Ligeiramente aquietada por esse olhar austero, a Sra. Maulfrey manuseou
nervosamente as cordas de sua bolsinha e disse com riso ligeiro:
— Oh, certamente, querida! Mas vi com meus próprios olhos Horry arrancar uma das
pulseiras de seu braço no carteado na casa de Lady Dollabey, incrustada de pérolas e
diamantes, meu amor, a coisa mais encantadora, e atirá-la na mesa como sua aposta, já que
tinha perdido todo o seu dinheiro. Podem imaginar a cena: os homens são tão imprevidentes,
e é claro que vários tiveram de encorajá-la, apostando anéis e fivelas de cabelo contra sua
pulseira, e esse tipo de absurdo.
— Talvez não tenha sido muito sensato por parte de Horry— disse Elizabeth —, mas
nada, acho eu, de muita gravidade.
— Tenho de dizer — observou Charlotte — que considero o jogo, qualquer que seja,
abominável.
Lady Winwood, inesperadamente, se manifestou.

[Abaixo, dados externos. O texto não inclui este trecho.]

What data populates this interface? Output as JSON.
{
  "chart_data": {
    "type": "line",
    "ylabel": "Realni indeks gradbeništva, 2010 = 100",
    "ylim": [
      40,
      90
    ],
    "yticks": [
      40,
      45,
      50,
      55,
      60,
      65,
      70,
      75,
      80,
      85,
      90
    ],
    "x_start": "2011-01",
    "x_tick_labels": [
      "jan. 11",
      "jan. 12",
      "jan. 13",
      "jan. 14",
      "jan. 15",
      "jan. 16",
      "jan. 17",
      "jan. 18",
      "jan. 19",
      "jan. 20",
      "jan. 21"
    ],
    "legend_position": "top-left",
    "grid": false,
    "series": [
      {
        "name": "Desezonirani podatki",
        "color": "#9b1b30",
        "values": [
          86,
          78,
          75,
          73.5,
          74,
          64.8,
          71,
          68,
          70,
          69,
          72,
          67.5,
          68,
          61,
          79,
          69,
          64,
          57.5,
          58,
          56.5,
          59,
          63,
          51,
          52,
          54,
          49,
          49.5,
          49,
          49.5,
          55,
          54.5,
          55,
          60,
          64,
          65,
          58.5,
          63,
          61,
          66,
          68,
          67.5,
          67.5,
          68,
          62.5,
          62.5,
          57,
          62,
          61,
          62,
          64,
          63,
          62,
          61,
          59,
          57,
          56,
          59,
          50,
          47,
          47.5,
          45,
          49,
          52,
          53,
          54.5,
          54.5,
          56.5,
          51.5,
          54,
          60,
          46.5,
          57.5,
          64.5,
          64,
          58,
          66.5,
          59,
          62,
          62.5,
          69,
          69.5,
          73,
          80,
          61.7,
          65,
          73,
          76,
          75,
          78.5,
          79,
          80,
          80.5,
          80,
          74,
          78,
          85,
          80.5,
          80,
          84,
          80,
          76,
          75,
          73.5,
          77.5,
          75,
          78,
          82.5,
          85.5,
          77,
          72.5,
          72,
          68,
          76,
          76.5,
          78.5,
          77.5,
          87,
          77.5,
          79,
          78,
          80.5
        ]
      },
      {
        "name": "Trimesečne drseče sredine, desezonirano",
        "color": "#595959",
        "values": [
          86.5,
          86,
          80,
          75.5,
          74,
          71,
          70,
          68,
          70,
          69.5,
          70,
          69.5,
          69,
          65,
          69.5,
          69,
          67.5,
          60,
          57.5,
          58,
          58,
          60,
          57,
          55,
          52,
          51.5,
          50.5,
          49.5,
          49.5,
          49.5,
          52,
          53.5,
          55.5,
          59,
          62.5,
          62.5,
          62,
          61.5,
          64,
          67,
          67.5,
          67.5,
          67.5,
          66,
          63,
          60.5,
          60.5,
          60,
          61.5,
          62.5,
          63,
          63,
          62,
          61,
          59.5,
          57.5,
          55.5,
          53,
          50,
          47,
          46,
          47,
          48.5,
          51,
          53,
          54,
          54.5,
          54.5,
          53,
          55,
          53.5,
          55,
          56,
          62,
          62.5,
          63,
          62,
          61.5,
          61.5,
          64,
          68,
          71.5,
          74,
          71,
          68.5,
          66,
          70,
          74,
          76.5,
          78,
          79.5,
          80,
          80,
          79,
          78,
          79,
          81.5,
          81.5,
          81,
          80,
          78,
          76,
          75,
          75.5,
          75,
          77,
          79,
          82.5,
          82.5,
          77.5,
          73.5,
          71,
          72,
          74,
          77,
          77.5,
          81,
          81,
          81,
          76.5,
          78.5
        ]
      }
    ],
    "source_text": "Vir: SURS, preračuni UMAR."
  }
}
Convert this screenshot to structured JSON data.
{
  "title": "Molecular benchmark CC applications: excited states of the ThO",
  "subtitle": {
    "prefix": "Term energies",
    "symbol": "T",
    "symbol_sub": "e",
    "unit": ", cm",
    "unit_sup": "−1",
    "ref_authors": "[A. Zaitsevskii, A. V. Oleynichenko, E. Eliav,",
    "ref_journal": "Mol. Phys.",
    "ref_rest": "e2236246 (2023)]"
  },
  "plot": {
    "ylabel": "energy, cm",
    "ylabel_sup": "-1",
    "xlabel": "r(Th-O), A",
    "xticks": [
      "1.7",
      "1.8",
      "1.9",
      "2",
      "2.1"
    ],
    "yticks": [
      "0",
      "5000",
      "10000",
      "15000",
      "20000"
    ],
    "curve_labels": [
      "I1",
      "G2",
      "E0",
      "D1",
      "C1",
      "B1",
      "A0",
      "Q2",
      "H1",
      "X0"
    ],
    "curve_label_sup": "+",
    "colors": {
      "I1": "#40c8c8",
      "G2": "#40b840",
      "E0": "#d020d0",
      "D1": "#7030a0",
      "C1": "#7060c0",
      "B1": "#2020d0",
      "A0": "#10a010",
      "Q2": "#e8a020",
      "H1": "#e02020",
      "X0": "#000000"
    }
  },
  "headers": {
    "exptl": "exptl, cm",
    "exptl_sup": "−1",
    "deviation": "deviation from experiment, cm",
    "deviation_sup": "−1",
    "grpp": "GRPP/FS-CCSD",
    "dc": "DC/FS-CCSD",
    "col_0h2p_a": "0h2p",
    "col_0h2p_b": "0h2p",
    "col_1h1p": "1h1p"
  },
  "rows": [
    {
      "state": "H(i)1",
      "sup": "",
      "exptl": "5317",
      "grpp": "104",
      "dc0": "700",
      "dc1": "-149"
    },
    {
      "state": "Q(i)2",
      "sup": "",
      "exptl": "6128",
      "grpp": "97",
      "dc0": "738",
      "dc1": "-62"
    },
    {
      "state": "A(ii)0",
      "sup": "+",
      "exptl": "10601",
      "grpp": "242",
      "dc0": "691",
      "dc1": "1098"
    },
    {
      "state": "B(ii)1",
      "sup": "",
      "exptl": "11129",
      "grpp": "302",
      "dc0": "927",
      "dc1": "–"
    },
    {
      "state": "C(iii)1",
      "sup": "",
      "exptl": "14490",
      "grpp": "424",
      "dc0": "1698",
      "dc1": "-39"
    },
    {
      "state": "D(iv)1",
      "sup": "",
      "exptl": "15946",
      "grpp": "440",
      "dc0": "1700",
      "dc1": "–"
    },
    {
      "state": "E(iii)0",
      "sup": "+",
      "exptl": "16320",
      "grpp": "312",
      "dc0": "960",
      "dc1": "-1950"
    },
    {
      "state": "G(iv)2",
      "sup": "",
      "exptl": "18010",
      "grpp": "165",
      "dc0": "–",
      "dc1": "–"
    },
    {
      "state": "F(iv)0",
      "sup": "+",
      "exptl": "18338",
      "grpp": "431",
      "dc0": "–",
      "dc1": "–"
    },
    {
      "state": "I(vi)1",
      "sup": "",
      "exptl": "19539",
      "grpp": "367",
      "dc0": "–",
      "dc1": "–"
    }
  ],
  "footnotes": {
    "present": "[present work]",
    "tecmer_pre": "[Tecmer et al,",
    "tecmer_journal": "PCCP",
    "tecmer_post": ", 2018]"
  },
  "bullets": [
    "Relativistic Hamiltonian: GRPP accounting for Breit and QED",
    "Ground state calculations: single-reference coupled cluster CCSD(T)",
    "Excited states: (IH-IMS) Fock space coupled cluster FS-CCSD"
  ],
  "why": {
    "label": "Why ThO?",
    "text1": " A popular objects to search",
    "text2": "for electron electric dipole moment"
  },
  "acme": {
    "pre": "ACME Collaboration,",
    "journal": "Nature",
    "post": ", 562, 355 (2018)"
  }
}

— O jogo sempre foi uma paixão dos Winwood. Seu pai era um grande aficionado de
qualquer forma de jogo. Eu mesma, quando a minha saúde permite, gosto imensamente de
um carteado. Lembro-me de noites muito agradáveis em Gunnersbury, jogando faraó com a
querida princesa. O Sr. Walpole também! Não sei como pode falar assim, Charlotte. Permita-
me dizer que é uma deslealdade com a memória de seu pai. O jogo está na moda. Não o
desaprovo. Mas não aprovo a sorte Winwood. Não me diga que a minha pequena Horatia
herdou-a, Theresa! Ela perdeu a pulseira?
— Bem, quanto a isso — replicou a Sra. Maulfrey com relutância —, acabou não
sendo apostada. Rule entrou na sala de jogo.
Elizabeth olhou rapidamente para ela.
— Entrou? — disse ela. — E parou o jogo?
— N-não — replicou a Sra. Maulfrey, descontente. — Nada disso. Disse, da maneira
tranquila de sempre, que era difícil avaliar uma jóia de pequeno valor, e pegou a pulseira,
colocou-a de volta no pulso de Horry e depositou um cartucho de moedas em seu lugar. Não
esperei para ver o resto.
— Oh, ele fez muito bem! — gritou Elizabeth, suas bochechas ruborizadas.
— Certamente, pode-se dizer que ele agiu com dignidade e decoro — consentiu
Charlotte. — E se isso é tudo que tem a nos dizer sobre o comportamento de Horry, Theresa
querida, confesso que acho que perdeu seu tempo.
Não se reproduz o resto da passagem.